The 60/40 portfolio was highly effective in the falling interest rate environment of the early 1980s, when rates meaningfully came down from a peak of 20%. The fall in rates led to a bull market in bonds, with the Bloomberg U.S. Aggregate Bond Index (Agg), a common proxy for fixed income performance, realizing an average annual return of near 13%. The drop in rates was also bullish for equities as borrowing costs fell, allowing corporations to boost profit margins and free up capital for growth initiatives. During this period, if one were to be invested in a domestic-only 60/40 portfolio, comprised of 60% equities (using the S&P 500 as a proxy), and 40% in the Agg, the investor would’ve realized an average annualized return of nearly 16%. While stocks and bonds both rose significantly over this period, their correlation remained low, in line with what the MPT would suggest.
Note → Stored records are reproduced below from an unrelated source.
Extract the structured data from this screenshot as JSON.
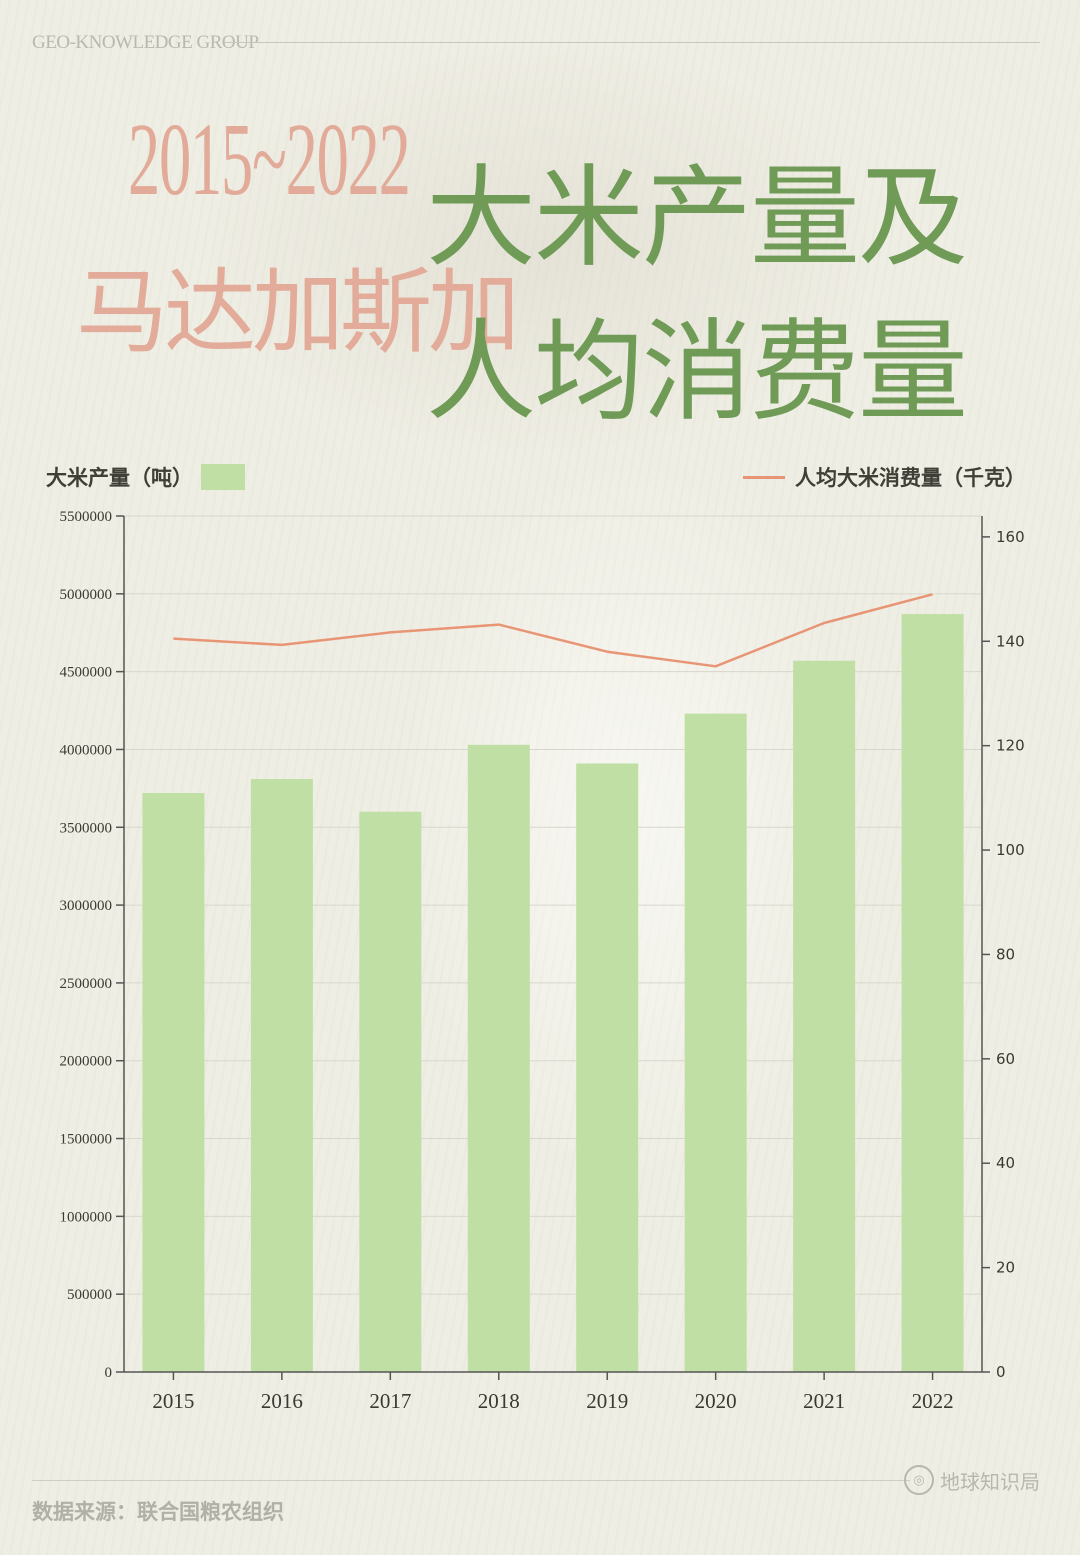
{
  "header": {
    "brand": "GEO-KNOWLEDGE GROUP",
    "title_range": "2015~2022",
    "title_country": "马达加斯加",
    "title_line1": "大米产量及",
    "title_line2": "人均消费量"
  },
  "footer": {
    "source": "数据来源：联合国粮农组织",
    "logo_text": "地球知识局",
    "logo_icon": "globe-seal-icon"
  },
  "colors": {
    "bar": "#bfdfa5",
    "line": "#e89575",
    "title_green": "#6f9b57",
    "title_pink": "#e3ab99"
  },
  "chart_data": {
    "type": "bar",
    "categories": [
      "2015",
      "2016",
      "2017",
      "2018",
      "2019",
      "2020",
      "2021",
      "2022"
    ],
    "series": [
      {
        "name": "大米产量（吨）",
        "type": "bar",
        "axis": "left",
        "values": [
          3720000,
          3810000,
          3600000,
          4030000,
          3910000,
          4230000,
          4570000,
          4870000
        ]
      },
      {
        "name": "人均大米消费量（千克）",
        "type": "line",
        "axis": "right",
        "values": [
          140.5,
          139.3,
          141.7,
          143.2,
          138.0,
          135.2,
          143.5,
          149.0
        ]
      }
    ],
    "y_left": {
      "min": 0,
      "max": 5500000,
      "ticks": [
        "0",
        "500000",
        "1000000",
        "1500000",
        "2000000",
        "2500000",
        "3000000",
        "3500000",
        "4000000",
        "4500000",
        "5000000",
        "5500000"
      ]
    },
    "y_right": {
      "min": 0,
      "max": 164,
      "ticks": [
        "0",
        "20",
        "40",
        "60",
        "80",
        "100",
        "120",
        "140",
        "160"
      ]
    },
    "grid": true,
    "legend": [
      "top-left: bars",
      "top-right: line"
    ]
  }
}
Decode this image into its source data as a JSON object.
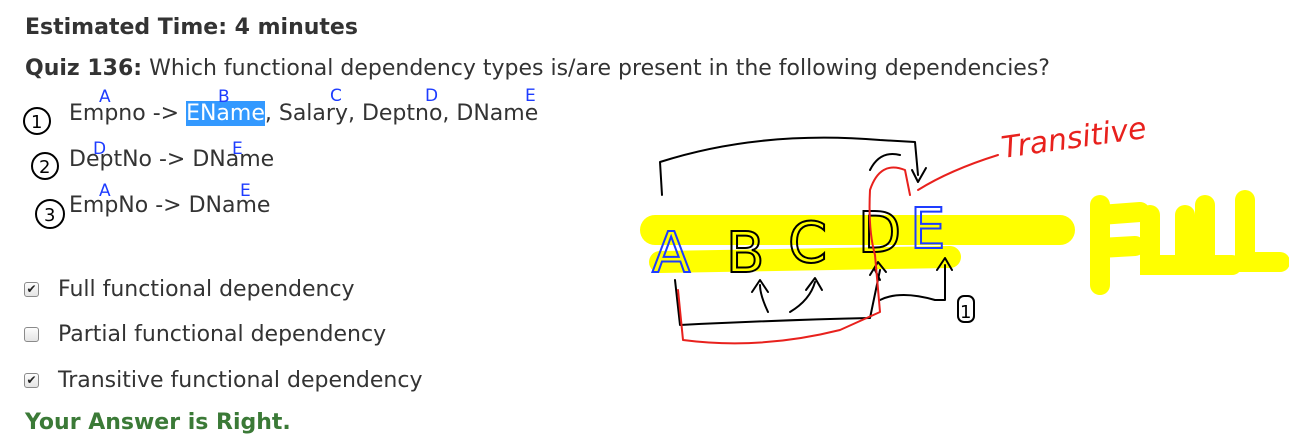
{
  "header": {
    "estimated_time": "Estimated Time: 4 minutes",
    "quiz_label": "Quiz 136:",
    "question": "Which functional dependency types is/are present in the following dependencies?"
  },
  "dependencies": [
    {
      "before": "Empno -> ",
      "highlight": "EName",
      "after": ", Salary, Deptno, DName"
    },
    {
      "text": "DeptNo -> DName"
    },
    {
      "text": "EmpNo -> DName"
    }
  ],
  "options": [
    {
      "label": "Full functional dependency",
      "checked": true,
      "mark": "✔"
    },
    {
      "label": "Partial functional dependency",
      "checked": false,
      "mark": ""
    },
    {
      "label": "Transitive functional dependency",
      "checked": true,
      "mark": "✔"
    }
  ],
  "result": "Your Answer is Right.",
  "annotations": {
    "attr_letters": [
      "A",
      "B",
      "C",
      "D",
      "E"
    ],
    "marker_numbers": [
      "1",
      "2",
      "3"
    ],
    "transitive_note": "Transitive",
    "full_note": "FULL",
    "diagram_letters": [
      "A",
      "B",
      "C",
      "D",
      "E"
    ],
    "diagram_marker": "1",
    "colors": {
      "blue": "#1e3cff",
      "red": "#e8211d",
      "black": "#000000",
      "yellow": "#ffff00",
      "highlight": "#3399ff",
      "success": "#3b7a37"
    }
  }
}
This relationship largely held up in the 1990s and 2000s, with the correlation between the two asset classes remaining relatively low (below +0.5). The 60/40 portfolio provided a smoother return in a market period that experienced multiple significant expansions and contractions, such as the dot-com bubble and the Great Recession, with the average annualized return over this time frame being roughly 8%.

From 2010 onward, the diversification benefits of holding both asset classes began to erode, with stocks and bonds moving more in tandem with one another. While the 60/40 portfolio still performed well over this time frame (an annualized average return of roughly 10%), the streamlined returns investors once became accustomed to became less reliable.

60/40 Portfolio Still Delivering, Though Diversification Benefits Have Weakened

The 60/40 portfolio produced positive returns in all but two calendar years (assuming this year finishes up), highlighting its resilience over a full market cycle. While utilizing a 60/40 portfolio has largely been fruitful over this period, you’ll notice that 2022 was a particularly tough year. In 2022, inflation spiked to a 40-year high, causing the Federal Reserve to raise rates to levels not seen since the 2008 financial crisis. This led to a steep sell-off in stocks and bonds, with the S&P 500 falling 18.1% and the Agg dropping 13%, with the latter experiencing its worst drawdown in history. While the 16% loss in 2022 was one of the worst years since inception, over longer rolling periods, such as the 10-year rolling period (yellow line), this strategy has rarely fallen below a 5% annualized return, with the average 10-year annualized rolling return being 7.8%.